The independent review has been mentioned by the noble Lord, Lord Trees, and the noble Baroness, Lady Fookes. There is huge expectation that this report will be published soon, and it has a significant role to play in informing the Bill we have been debating in this Committee. It would be extremely useful if the Minister could give us an update on its progress because to have it before us before Report is very important.
Before I finish, I want to speak very briefly to a couple of the other amendments. First, on Amendment 50 tabled by the noble Lord, Lord Robathan, the noble Viscount, Lord Trenchard, and the noble Earl, Lord Caithness, I just feel a bit disappointed that it has been tabled to remove wild animals from the scope of the Bill. I do not think there is a case for their removal. I heard the noble Lords’ concerns around responsibility, and I would be very keen to hear some clarity from the Minister on this area. I really think that if we accept that animals are sentient by virtue of their biology, sentience applies whatever the condition an animal is in, whether it is wild, farmed or kept as a companion. Human activity—what we do—impinges on wild, farm and companion animals alike. So, consideration of how our activity impacts on the welfare of sentience should cover all animals that would come under the scope of the Bill at the moment.

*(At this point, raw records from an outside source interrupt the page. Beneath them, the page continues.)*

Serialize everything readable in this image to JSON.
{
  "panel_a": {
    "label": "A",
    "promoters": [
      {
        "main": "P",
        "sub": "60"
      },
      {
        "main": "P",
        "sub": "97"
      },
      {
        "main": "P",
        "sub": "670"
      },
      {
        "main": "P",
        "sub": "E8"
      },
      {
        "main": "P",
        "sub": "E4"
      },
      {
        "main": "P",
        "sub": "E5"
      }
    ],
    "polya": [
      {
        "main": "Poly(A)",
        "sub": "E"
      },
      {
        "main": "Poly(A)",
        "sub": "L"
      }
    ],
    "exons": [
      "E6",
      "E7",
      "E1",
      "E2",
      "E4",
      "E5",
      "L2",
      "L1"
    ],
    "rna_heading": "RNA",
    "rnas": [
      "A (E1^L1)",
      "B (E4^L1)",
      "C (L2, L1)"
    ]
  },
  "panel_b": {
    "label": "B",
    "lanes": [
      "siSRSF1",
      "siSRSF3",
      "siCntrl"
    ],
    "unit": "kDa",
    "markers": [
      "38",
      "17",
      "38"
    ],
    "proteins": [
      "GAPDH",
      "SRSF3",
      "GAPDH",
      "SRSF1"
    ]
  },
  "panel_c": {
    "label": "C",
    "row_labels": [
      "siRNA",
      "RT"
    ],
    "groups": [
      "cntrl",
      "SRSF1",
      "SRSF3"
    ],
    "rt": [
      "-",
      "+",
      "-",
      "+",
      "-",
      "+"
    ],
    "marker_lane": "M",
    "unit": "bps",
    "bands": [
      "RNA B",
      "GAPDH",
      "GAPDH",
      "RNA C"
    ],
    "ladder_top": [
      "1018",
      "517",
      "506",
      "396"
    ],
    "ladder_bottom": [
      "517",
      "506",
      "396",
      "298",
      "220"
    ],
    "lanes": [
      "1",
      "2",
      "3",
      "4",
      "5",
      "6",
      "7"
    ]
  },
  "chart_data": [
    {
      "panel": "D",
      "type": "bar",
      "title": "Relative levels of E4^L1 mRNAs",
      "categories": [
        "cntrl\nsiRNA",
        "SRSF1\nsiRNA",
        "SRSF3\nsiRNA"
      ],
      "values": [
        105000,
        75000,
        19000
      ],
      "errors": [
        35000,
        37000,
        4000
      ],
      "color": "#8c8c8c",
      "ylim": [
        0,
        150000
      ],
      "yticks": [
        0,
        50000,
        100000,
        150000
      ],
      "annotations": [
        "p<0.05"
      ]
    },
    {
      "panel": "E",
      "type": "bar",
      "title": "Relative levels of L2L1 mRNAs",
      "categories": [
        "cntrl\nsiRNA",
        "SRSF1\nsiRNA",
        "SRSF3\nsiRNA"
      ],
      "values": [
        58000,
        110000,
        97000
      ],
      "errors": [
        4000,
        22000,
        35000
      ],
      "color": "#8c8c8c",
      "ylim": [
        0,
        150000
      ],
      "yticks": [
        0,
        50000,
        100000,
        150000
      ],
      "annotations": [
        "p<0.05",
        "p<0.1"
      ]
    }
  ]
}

Amendment 48, tabled by the noble Lord, Lord Moylan, and other noble Lords, would limit the Bill’s coverage to mammals, as we heard in the introduction. I would just like to make this point: when we consider whether an animal is sentient, we should not be affected by how like it is to us. That is not the point of sentience. As noble Lords, we need to consider this fact very carefully, and that is borne out again by the scientific evidence. On that basis, being an invertebrate should not automatically preclude sentience, so the limitations proposed by the amendment would then become an entirely arbitrary limitation given the overwhelming evidence I have just expressed concerning the fact that sentience exists across vertebrates.
I am aware that there has been quite a bit of press interest in our amendment. I know we are not allowed to use props, but I have a newspaper here, the Times, whose editorial on 8 July said, “Considering the Lobster” —it is almost getting a bit Lewis Carroll, is it not? The subheading was:
“Ministers are right to ban the practice of boiling shellfish alive.”
In light of this, I urge the Minister to take action and accept our amendment.